How to Die by Seneca

An important perspective on the idea and the inevitability of death and how acceptance of this grants freedom in all other aspects of life.

Summary

Death is a necessity in life and is inescapable. Through avoidance of this certainty comes frustration and fear, lessening the quality of your life. By pondering death and accepting that it will be upon you soon enough, you can focus your action on what matters most. You are able to live life unhindered by its associated fear.

In avoidance of death you succumb to regret, for you don’t truly live. In renouncement of death you succumb to foolishness, for you seek to change nature.

The finiteness of life is what fosters beauty. Nothing can be beautiful if it is eternal. Each moment is fleeting, to be experienced once and then never again. You are graced with these moments, but when met with death, you seek more. For what reason? Did you waste those that have passed? Would you not continue to waste them if you were granted extension?

To die well is to have lived well and prepared for death through life.
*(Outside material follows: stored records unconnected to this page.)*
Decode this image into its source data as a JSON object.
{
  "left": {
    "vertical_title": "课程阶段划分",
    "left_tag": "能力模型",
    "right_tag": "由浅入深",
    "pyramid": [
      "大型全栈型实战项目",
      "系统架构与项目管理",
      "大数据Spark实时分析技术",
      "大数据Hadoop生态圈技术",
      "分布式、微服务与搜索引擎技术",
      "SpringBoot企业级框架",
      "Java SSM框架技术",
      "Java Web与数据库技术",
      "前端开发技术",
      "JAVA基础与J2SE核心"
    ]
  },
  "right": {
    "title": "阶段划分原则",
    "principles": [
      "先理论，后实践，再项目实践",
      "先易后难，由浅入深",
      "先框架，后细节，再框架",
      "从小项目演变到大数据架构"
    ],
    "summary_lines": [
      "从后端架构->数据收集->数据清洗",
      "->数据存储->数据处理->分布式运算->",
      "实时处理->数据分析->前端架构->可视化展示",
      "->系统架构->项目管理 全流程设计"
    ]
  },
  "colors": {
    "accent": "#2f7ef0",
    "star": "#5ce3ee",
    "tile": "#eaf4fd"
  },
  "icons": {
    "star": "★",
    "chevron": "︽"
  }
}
Ensure presence in each moment, so that when you are greeted by death you can say you have truly lived and that this is just the natural next step.

Key Takeaways

  1. Meditate on the idea of your death and accept it for the certainty it is.
  2. Recognize that your tomorrow has no certainty and account for that in your actions today.
  3. Live well and die well; make the most of life and don’t needlessly extend the period of time in which you are alive at the detriment of your well-being.

Favourite Quotes

Nothing can be of such great benefit to you, in your quest for moderation in all things, than to frequently contemplate the brevity of one’s life span, and its uncertainty. Whatever you undertake, cast your eyes on death.

Seneca

Whoever is brought into life is destined for death. Let’s rejoice in what will be given, but let’s return it when we’re asked for it back.

Seneca

Death is the undoing of all our sorrows, an end beyond which our ills cannot go; it returns us to that peace in which we reposed before we were born. If someone pities the dead, let him also pity those not yet born.

Seneca

Wouldn’t a man seem to you the greatest of all fools, if he wept because for a thousand years previously he had not been alive? He’s just as great a fool is he weeps because he won’t live for a thousand years to come.

Seneca

It’s of no matter whether one dies sooner, or later; dying well or badly is what matters. And to die well is to escape the danger of living badly.

Seneca

Which do you think more fair, I ask you: that you obey Nature, or that Nature obey you? What difference does it make how fast you depart a place that must, without doubt, be departed? We ought to take care that we live not a long time, but enough; for we need Fate to help us live long, but our own minds, to live enough.